Microsoft discovers new self-propagating malware that steals cryptocurrency
Microsoft has uncovered a new worm named Crypto Clipper that spreads via USB drives, monitors clipboard content for crypto wallet addresses and seed phrases, and exfiltrates data through Tor.
New malware targets cryptocurrency credentials
Microsoft announced it has detected a new self-propagating malware that spreads through USB drives in search of cryptocurrency credentials. Dubbed Crypto Clipper, the worm monitors the device's clipboard for patterns matching wallet addresses or seed phrases. When found, it captures five screenshots over a 10-second period.
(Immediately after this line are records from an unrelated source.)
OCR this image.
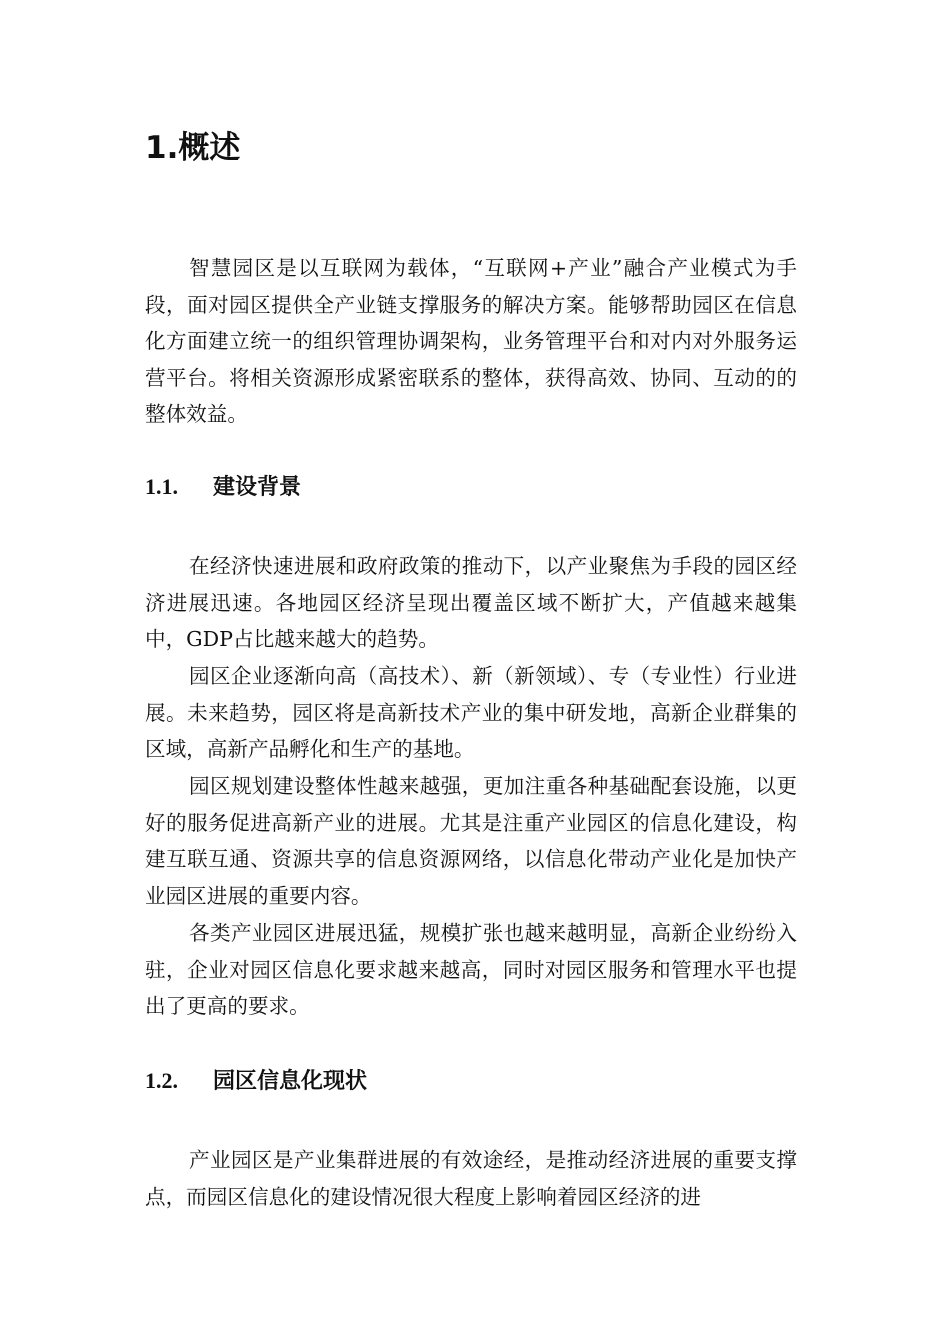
1.概述

智慧园区是以互联网为载体，“互联网+产业”融合产业模式为手段，面对园区提供全产业链支撑服务的解决方案。能够帮助园区在信息化方面建立统一的组织管理协调架构，业务管理平台和对内对外服务运营平台。将相关资源形成紧密联系的整体，获得高效、协同、互动的的整体效益。

1.1. 建设背景

在经济快速进展和政府政策的推动下，以产业聚焦为手段的园区经济进展迅速。各地园区经济呈现出覆盖区域不断扩大，产值越来越集中，GDP占比越来越大的趋势。

园区企业逐渐向高（高技术）、新（新领域）、专（专业性）行业进展。未来趋势，园区将是高新技术产业的集中研发地，高新企业群集的区域，高新产品孵化和生产的基地。

园区规划建设整体性越来越强，更加注重各种基础配套设施，以更好的服务促进高新产业的进展。尤其是注重产业园区的信息化建设，构建互联互通、资源共享的信息资源网络，以信息化带动产业化是加快产业园区进展的重要内容。

各类产业园区进展迅猛，规模扩张也越来越明显，高新企业纷纷入驻，企业对园区信息化要求越来越高，同时对园区服务和管理水平也提出了更高的要求。

1.2. 园区信息化现状

产业园区是产业集群进展的有效途经，是推动经济进展的重要支撑点，而园区信息化的建设情况很大程度上影响着园区经济的进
Both credentials and screenshots are then sent to attacker-controlled servers via the Tor network, using a SOCKS5 proxy.
Lightweight backdoor
Microsoft noted that this malware is notable for not relying on a traditional installer or IP-based command-and-control infrastructure. Instead, it deploys a portable Tor client, routes traffic through a local SOCKS5 proxy, and blends data theft with remote code execution, turning a financially motivated stealer into a lightweight backdoor.
USB-based propagation
Microsoft observed Crypto Clipper spreading through .lnk files on USB drives. These files contain executable code. When an infected USB drive is connected to a device, the code checks if the malware is already installed. If not, it downloads the malware via the Tor proxy. To conceal its presence, the malware scans the USB drive and renames the .lnk files with similar names.